The main extraterrestrial influences on the world's tides are the moon and the sun. The relative importance of each at any time is dictated, inter alia, by its position relative to, and by its distance from, the Earth, and by the varying orbital characteristics of the three bodies. Each of these variables - and many more - has its own individual effect upon our tides, and the water at any place can be thought of as responding to the instantaneous sum of all these individual components.
When these known astronomical parameters are fed into a computer it is relatively easy to calculate what is known as the Equilibrium Tide, a theoretical model of the tides appropriate to a landless world, uniformly covered in deep water.

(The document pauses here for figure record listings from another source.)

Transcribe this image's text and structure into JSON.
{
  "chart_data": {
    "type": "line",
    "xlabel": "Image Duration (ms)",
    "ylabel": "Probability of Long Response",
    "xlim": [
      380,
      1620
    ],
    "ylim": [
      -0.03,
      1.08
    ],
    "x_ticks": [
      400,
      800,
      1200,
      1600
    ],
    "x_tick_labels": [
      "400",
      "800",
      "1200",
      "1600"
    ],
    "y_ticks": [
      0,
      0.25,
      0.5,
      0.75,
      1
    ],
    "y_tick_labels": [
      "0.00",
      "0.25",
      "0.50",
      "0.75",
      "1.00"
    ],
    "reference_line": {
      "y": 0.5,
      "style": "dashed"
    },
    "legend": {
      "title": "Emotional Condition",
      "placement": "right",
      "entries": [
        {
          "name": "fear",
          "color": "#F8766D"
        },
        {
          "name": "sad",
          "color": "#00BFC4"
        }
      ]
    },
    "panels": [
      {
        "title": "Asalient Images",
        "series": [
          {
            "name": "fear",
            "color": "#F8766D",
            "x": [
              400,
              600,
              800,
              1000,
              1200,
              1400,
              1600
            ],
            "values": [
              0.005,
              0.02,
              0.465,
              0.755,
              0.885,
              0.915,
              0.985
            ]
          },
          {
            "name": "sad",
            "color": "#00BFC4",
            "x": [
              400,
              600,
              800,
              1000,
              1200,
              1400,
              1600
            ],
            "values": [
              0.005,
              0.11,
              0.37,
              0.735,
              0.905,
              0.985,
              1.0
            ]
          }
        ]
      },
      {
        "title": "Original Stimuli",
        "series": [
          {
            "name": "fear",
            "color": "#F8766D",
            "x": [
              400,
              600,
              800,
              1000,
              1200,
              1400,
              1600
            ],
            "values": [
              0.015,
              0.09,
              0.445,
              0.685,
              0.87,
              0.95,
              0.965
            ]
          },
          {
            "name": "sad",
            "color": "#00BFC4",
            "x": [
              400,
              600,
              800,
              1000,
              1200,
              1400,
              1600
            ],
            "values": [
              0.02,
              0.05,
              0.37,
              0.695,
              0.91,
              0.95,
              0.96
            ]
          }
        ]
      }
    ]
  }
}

But the observed tides differ greatly from this Equilibrium Tide. Each ocean is, in a sense, an isolated bowl of water; and because of its dimensions, depth, and general shape, and the interfering walls of land around its edges, responds more readily to certain constituents of the tide-generating forces than it does to others. And in a similar way, every inlet of the sea has its individual character, depending on its shape.
The local pattern can be shown by what is called the "tidal curve", a graph on which the height of the water, ignoring waves, is plotted over a period of time. There are three main types: most tidal curves, including those for Irish coasts, show two equal high tides and two equal low tides per tidal day, semi-diurnal tides; a few ocean areas, such as parts of the Gulf of Mexico, have diurnal tides, with only one high tide and one low tide each day; and some parts of the world have two high tides and two low tides each day, but they are of quite different heights. These last are known as mixed tides.
In practice, to prepare predictive tide tables for a particular port, it is necessary first to install a tide gauge there, and to record the observed pattern of the rise and fall of water over an extended period. Careful examination of such a record allows it to be recognised as the rather complex combination of a large number of independent simple rhythmic undulations, each one corresponding to the known characteristics of one of the individual astronomical components.
When the relative strength of each astronomical component at a particular spot is empirically identified in this way, it can then be given the correct emphasis when constructing the mathematical equation from which a computer can calculate the tide at that place for any future time.